Leiã fez um gesto para "Pumzinho" e os outros, apontando para a grande mesa encostada na parede, e depois para o centro do salão, indicando que a arrastassem até lá. "Pumzinho" e Herold correram para a mesa como esfomeados atrás de pão fresco. Em poucos segundos, a mesa estava no centro e, sem que Leiã precisasse dizer mais nada, eles limparam-na rapidamente, ficando todos ao redor, sorrindo e aguardando as próximas ordens.

Leiã não fez cerimônia. Chamando os que estavam atrás de si, Elizabeth, o chefe e o velho David pousaram um enorme mochila preta sobre a mesa. Era tão pesada e volumosa que os olhos de todos brilharam — não só os de "Pumzinho" e Herold —, pois todos adivinhavam que ali dentro só podia haver comida. Ninguém, porém, sabia quais delícias os aguardavam, e todos sentiram o estômago contrair-se de prazer antecipado.

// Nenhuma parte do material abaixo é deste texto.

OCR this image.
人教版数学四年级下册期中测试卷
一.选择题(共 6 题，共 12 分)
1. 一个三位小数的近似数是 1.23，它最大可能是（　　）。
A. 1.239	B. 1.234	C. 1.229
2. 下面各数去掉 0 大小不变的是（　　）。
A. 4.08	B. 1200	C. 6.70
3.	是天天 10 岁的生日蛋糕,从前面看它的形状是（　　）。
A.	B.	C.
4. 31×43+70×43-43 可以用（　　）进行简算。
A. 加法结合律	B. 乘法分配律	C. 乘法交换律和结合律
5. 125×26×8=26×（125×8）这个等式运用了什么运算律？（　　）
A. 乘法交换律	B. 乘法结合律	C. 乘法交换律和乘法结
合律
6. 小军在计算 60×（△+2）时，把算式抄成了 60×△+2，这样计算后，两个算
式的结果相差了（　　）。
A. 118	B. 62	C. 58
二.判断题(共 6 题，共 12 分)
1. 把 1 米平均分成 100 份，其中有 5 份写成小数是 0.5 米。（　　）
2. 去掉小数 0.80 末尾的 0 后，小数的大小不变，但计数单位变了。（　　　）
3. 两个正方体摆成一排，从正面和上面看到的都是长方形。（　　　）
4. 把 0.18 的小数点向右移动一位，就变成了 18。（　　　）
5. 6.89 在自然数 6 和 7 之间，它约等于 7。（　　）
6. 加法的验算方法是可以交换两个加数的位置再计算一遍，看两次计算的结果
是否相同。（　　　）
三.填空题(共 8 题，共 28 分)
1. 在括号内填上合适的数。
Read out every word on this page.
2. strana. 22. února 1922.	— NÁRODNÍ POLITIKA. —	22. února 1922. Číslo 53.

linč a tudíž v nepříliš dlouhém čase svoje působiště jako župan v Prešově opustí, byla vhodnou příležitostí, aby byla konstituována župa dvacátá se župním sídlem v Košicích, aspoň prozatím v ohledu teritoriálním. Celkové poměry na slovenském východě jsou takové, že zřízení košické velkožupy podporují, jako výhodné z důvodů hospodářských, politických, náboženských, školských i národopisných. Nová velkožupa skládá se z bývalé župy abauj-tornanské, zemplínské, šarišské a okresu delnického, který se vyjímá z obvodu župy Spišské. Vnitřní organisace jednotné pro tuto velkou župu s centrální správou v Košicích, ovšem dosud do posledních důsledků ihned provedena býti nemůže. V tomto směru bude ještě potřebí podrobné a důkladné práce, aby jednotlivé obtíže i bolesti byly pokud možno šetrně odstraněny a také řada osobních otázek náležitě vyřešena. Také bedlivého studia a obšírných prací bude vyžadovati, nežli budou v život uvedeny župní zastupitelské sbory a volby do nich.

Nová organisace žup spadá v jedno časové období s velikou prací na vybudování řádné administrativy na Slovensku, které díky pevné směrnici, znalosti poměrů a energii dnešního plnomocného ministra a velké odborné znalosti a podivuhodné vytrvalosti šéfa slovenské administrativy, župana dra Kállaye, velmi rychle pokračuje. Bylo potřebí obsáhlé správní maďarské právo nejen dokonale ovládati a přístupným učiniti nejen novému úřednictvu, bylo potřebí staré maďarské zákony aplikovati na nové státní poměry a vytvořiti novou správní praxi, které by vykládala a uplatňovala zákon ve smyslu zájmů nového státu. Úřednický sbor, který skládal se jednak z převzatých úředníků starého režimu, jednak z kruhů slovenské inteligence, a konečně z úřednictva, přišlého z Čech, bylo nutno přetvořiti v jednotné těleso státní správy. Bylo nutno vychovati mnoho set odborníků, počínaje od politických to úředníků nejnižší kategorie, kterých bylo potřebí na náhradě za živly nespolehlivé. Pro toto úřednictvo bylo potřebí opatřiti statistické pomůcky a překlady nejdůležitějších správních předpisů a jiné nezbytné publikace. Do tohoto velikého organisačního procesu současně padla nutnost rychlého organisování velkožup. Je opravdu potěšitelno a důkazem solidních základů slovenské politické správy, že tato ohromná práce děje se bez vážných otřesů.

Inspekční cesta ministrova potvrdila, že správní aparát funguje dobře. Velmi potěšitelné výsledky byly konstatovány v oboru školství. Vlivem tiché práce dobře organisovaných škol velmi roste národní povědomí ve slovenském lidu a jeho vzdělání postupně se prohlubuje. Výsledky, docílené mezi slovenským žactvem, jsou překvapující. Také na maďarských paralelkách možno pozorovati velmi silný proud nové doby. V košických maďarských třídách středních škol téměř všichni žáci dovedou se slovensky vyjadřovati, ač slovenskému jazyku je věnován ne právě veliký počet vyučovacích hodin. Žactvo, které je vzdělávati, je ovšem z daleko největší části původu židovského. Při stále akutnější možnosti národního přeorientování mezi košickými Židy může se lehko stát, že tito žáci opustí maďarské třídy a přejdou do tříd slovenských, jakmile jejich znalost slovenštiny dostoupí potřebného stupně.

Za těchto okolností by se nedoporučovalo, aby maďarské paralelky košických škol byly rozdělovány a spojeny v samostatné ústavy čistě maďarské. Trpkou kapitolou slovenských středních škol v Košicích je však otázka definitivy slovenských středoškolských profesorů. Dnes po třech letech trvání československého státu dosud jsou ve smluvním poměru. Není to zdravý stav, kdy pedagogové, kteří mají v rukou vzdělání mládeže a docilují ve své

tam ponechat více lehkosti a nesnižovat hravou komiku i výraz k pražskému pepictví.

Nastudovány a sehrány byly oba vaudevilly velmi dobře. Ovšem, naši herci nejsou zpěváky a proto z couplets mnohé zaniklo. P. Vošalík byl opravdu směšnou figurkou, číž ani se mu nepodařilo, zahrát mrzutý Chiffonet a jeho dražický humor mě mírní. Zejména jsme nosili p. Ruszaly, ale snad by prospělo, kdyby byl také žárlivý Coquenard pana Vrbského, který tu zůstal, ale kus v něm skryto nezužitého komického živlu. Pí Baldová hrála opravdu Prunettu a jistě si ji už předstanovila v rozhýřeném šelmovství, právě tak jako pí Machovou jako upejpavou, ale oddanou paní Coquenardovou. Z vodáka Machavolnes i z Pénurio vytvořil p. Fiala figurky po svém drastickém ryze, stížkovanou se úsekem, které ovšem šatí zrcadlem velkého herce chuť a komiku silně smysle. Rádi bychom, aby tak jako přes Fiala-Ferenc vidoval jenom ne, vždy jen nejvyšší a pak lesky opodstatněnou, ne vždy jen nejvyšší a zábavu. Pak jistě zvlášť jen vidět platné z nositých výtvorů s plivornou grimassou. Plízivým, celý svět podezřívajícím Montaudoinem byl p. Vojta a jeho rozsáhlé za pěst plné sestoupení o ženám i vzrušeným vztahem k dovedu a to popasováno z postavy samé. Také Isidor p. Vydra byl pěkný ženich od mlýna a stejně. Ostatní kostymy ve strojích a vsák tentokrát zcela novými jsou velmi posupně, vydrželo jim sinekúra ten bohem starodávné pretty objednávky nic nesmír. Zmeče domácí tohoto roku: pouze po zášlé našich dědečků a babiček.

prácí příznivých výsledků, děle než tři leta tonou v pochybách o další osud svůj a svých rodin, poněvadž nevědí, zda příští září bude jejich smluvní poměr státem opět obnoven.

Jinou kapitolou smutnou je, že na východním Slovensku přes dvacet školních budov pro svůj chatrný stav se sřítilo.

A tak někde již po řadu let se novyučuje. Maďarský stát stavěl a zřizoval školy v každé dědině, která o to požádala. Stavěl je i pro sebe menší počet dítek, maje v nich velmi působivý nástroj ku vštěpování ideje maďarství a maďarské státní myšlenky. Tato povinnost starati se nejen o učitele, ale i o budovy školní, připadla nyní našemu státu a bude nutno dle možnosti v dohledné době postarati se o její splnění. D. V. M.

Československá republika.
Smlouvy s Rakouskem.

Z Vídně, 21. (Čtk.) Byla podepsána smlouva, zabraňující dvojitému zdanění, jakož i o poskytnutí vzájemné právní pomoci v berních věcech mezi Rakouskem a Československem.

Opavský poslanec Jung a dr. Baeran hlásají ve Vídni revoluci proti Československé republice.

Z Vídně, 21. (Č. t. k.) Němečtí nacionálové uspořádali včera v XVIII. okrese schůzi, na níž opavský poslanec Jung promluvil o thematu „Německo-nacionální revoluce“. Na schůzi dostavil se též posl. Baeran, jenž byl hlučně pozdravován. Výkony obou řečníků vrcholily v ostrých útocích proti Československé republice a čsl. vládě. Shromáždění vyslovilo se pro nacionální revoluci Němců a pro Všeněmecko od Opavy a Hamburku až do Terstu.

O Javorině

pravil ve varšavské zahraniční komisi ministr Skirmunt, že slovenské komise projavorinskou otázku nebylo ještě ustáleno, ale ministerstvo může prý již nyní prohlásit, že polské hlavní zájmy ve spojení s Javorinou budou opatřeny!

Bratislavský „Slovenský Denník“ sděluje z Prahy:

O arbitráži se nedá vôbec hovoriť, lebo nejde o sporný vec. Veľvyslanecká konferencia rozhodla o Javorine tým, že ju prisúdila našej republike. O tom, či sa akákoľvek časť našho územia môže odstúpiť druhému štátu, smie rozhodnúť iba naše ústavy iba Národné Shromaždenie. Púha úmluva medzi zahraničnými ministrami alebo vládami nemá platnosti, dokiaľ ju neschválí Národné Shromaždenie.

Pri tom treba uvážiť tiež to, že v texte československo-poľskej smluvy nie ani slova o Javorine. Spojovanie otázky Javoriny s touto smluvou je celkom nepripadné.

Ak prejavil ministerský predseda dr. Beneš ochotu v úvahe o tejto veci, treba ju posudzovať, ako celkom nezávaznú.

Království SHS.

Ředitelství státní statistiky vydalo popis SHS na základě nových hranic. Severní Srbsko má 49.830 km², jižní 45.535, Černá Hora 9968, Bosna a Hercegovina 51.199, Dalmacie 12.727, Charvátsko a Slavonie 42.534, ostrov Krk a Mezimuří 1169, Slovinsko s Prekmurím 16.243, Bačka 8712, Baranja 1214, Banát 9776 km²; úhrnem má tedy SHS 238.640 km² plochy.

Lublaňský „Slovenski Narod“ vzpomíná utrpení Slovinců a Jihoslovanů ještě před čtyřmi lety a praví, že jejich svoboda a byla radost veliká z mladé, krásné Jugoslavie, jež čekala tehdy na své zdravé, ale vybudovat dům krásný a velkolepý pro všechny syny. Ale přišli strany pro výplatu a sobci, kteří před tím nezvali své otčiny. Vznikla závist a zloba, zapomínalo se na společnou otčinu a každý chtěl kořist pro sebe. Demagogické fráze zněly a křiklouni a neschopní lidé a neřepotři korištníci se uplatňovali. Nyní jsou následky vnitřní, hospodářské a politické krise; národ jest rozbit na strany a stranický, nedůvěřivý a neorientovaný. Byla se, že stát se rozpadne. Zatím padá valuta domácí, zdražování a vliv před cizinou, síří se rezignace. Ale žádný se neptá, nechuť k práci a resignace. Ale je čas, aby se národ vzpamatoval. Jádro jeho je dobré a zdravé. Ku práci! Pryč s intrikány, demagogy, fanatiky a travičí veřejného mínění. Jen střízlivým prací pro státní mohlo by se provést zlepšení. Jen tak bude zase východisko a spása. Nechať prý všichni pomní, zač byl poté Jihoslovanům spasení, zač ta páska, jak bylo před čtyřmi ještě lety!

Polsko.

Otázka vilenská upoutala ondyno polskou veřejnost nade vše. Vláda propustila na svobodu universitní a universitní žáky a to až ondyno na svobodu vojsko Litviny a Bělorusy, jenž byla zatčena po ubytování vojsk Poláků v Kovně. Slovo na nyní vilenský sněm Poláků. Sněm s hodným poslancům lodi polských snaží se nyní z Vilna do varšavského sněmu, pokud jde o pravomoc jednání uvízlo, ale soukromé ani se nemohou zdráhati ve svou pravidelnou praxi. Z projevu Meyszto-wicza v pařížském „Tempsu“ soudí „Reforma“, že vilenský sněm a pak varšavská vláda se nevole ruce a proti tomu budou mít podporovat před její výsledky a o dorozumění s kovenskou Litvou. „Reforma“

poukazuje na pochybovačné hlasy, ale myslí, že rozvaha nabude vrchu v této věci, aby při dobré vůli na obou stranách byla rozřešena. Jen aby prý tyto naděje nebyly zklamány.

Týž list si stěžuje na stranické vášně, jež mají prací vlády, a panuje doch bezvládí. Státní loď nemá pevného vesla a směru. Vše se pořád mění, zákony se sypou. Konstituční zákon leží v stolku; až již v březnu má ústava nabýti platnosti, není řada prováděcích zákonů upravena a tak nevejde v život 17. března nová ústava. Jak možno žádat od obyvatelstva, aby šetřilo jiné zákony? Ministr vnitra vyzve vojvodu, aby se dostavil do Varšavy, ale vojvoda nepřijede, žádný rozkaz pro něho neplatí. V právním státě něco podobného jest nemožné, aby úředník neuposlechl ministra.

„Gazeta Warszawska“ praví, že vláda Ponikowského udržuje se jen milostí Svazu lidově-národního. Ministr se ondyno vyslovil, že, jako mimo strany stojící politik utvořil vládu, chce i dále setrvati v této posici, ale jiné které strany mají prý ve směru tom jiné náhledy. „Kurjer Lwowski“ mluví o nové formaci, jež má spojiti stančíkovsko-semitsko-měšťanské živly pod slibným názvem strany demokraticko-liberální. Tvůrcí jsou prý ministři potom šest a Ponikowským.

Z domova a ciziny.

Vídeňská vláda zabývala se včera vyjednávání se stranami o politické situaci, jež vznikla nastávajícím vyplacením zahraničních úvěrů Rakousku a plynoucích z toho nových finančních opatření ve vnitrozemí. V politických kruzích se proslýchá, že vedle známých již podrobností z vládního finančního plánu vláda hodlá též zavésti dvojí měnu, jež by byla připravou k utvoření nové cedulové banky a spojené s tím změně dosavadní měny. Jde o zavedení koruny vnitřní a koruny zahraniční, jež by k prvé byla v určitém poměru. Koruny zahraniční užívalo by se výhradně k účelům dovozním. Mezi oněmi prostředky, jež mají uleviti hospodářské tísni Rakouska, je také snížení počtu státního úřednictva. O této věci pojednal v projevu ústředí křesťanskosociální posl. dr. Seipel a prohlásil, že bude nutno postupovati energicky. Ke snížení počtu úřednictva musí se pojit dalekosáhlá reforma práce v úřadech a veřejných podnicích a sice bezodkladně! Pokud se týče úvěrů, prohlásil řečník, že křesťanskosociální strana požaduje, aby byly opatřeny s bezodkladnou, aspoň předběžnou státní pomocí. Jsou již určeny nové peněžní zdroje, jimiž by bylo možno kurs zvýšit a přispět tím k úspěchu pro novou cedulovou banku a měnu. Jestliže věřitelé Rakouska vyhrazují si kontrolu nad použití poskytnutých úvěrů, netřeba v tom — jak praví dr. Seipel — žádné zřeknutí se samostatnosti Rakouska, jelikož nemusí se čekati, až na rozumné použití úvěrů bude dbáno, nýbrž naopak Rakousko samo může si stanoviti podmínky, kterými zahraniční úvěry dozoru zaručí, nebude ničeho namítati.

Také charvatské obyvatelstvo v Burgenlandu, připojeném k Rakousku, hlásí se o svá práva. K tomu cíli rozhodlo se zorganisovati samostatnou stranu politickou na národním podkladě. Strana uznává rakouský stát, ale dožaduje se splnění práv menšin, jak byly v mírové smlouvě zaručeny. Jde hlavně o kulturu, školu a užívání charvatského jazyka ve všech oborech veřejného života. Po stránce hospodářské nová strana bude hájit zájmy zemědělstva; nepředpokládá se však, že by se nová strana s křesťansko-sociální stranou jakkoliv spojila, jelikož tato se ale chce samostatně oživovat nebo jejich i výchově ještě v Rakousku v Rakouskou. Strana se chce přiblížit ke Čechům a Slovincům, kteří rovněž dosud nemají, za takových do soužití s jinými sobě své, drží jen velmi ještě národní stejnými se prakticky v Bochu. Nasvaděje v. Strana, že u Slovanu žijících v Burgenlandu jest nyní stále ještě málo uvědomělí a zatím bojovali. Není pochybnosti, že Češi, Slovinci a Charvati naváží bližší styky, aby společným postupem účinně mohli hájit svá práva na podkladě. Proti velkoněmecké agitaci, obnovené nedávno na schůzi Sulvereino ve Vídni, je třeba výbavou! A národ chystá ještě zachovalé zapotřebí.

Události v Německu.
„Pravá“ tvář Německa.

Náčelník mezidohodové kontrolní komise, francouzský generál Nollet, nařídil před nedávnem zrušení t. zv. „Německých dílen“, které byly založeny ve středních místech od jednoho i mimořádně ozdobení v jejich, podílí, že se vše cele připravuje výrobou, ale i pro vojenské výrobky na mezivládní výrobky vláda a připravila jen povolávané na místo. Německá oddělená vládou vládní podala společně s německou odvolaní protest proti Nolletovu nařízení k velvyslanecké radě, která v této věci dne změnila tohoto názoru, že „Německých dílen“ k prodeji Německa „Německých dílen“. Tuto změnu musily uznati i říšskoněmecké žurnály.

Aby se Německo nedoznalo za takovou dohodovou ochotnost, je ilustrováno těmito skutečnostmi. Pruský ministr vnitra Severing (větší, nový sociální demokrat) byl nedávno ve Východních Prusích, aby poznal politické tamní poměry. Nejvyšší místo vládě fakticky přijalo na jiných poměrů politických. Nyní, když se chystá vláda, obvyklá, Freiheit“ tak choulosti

Leiã, percebendo os olhares ávidos, sorriu como um mágico que sabe que ninguém desvendará seu truque. Sob o olhar atento de todos, abriu o zíper da enorme mochila e, como quem tira pombas de um chapéu, foi retirando seis grandes pães integrais. Teresa, orgulhosa, dispôs os pães em fila sobre a mesa, sob exclamações de surpresa.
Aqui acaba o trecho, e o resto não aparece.